At least we secure revelation if not agreement or conviction in our discussions on this Clause. It has been made quite clear that it is no accident or oversight that this particular question of timelessness is in the hands of the Board of Trade which may consider itself a Department with a more settled long-term prospect than other Departments.
The Minister of State has been frank and told us that the voluntary policy is to continue and this is to be just a more interesting statement, a continuing element. By "this" I mean the operation of the early warning system. I think the hon. Gentleman did less than justice to the question of securing stability in the British economy when he suggested that the early warning system should necessarily be equated with the continued existence of the Prices and Incomes Board. Most people would not think that exactly the link for this Government's or any other Government's, form of prices and incomes policy.
We have concluded that the early warning system is intended to become a permanent feature of this Government's policy for managing the economy. I thought that the hon. Gentleman would tell us that the economic crisis would be a continuing element of this Government's policy and that is why these powers should be timeless. I believe time will prove that the early warning system has disadvantages and objectionable features which outweigh any advantages it may have. This is another reason for accepting the Amendment.

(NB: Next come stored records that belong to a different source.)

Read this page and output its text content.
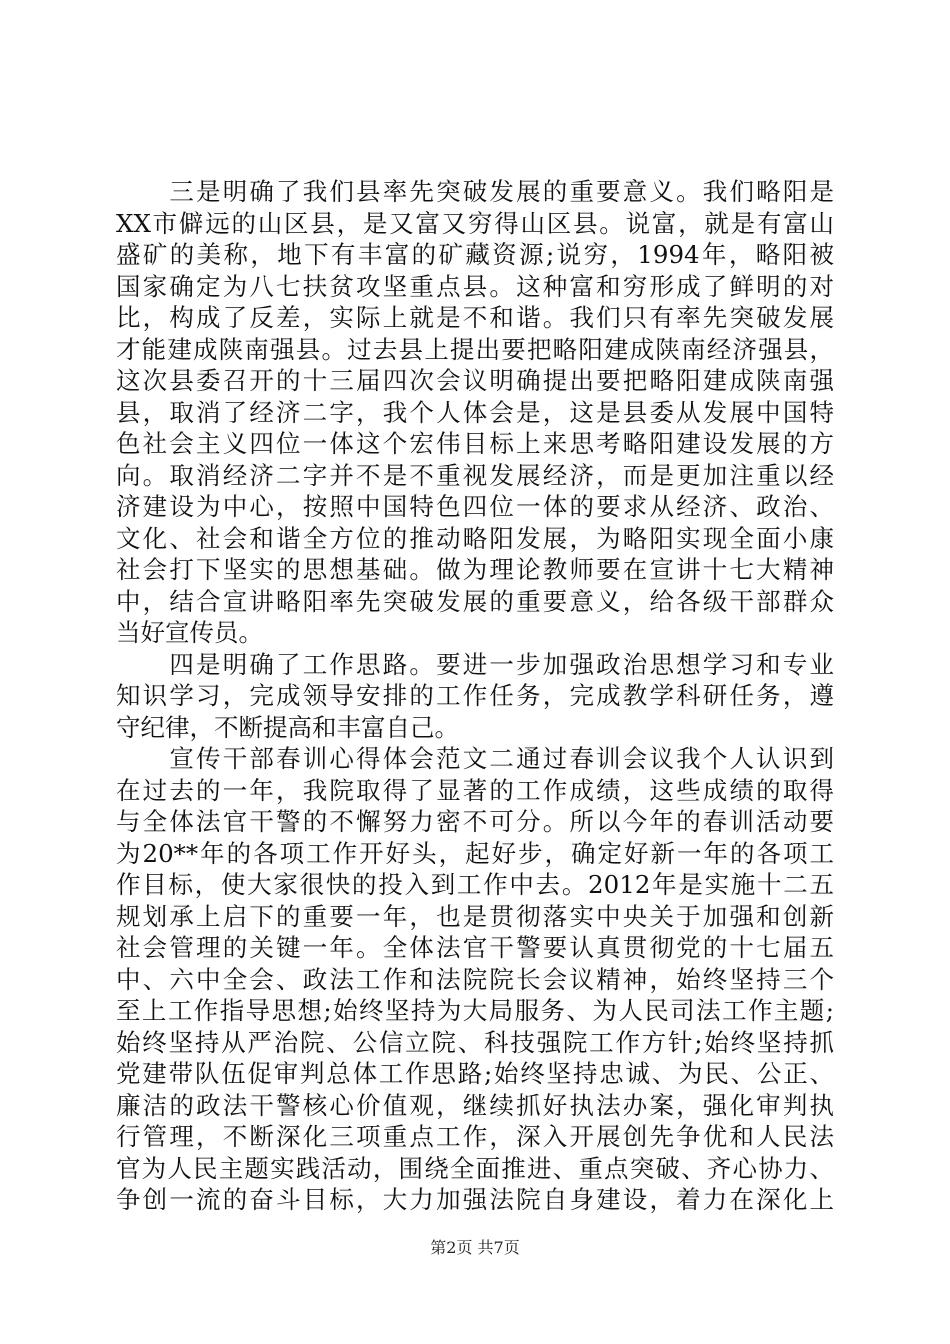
　　三是明确了我们县率先突破发展的重要意义。我们略阳是
XX市僻远的山区县，是又富又穷得山区县。说富，就是有富山
盛矿的美称，地下有丰富的矿藏资源;说穷，1994年，略阳被
国家确定为八七扶贫攻坚重点县。这种富和穷形成了鲜明的对
比，构成了反差，实际上就是不和谐。我们只有率先突破发展
才能建成陕南强县。过去县上提出要把略阳建成陕南经济强县，
这次县委召开的十三届四次会议明确提出要把略阳建成陕南强
县，取消了经济二字，我个人体会是，这是县委从发展中国特
色社会主义四位一体这个宏伟目标上来思考略阳建设发展的方
向。取消经济二字并不是不重视发展经济，而是更加注重以经
济建设为中心，按照中国特色四位一体的要求从经济、政治、
文化、社会和谐全方位的推动略阳发展，为略阳实现全面小康
社会打下坚实的思想基础。做为理论教师要在宣讲十七大精神
中，结合宣讲略阳率先突破发展的重要意义，给各级干部群众
当好宣传员。
　　四是明确了工作思路。要进一步加强政治思想学习和专业
知识学习，完成领导安排的工作任务，完成教学科研任务，遵
守纪律，不断提高和丰富自己。
　　宣传干部春训心得体会范文二通过春训会议我个人认识到
在过去的一年，我院取得了显著的工作成绩，这些成绩的取得
与全体法官干警的不懈努力密不可分。所以今年的春训活动要
为20**年的各项工作开好头，起好步，确定好新一年的各项工
作目标，使大家很快的投入到工作中去。2012年是实施十二五
规划承上启下的重要一年，也是贯彻落实中央关于加强和创新
社会管理的关键一年。全体法官干警要认真贯彻党的十七届五
中、六中全会、政法工作和法院院长会议精神，始终坚持三个
至上工作指导思想;始终坚持为大局服务、为人民司法工作主题;
始终坚持从严治院、公信立院、科技强院工作方针;始终坚持抓
党建带队伍促审判总体工作思路;始终坚持忠诚、为民、公正、
廉洁的政法干警核心价值观，继续抓好执法办案，强化审判执
行管理，不断深化三项重点工作，深入开展创先争优和人民法
官为人民主题实践活动，围绕全面推进、重点突破、齐心协力、
争创一流的奋斗目标，大力加强法院自身建设，着力在深化上
第2页 共7页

The early warning system involves pressures applied in private. Not only are they applied in private, but they are shielded from examination by this House and from comment by the Press. The Government do not disclose what has transpired at these discussions and industry or individual firms are most reluctant to do so because they fear that they may prejudice their relations with the sponsoring Government Department, which under the present prices and incomes legislation has a great control over the profitability of those undertakings.
The prices and incomes early warning system can be justified only if at all by dire economic emergency. I hope that by the end of 1969, if that is still a continuing situation in the British economy, we shall have a new Government. This Amendment should be accepted. It would be in line with the rest of Government policy. The arguments which my hon. Friend the Member for Hbniton (Mr. Emery) advanced are of overwhelming weight in any dispassionate survey whether the Amendment is viewed by a supporter or an opponent of the Government's prices and incomes policy.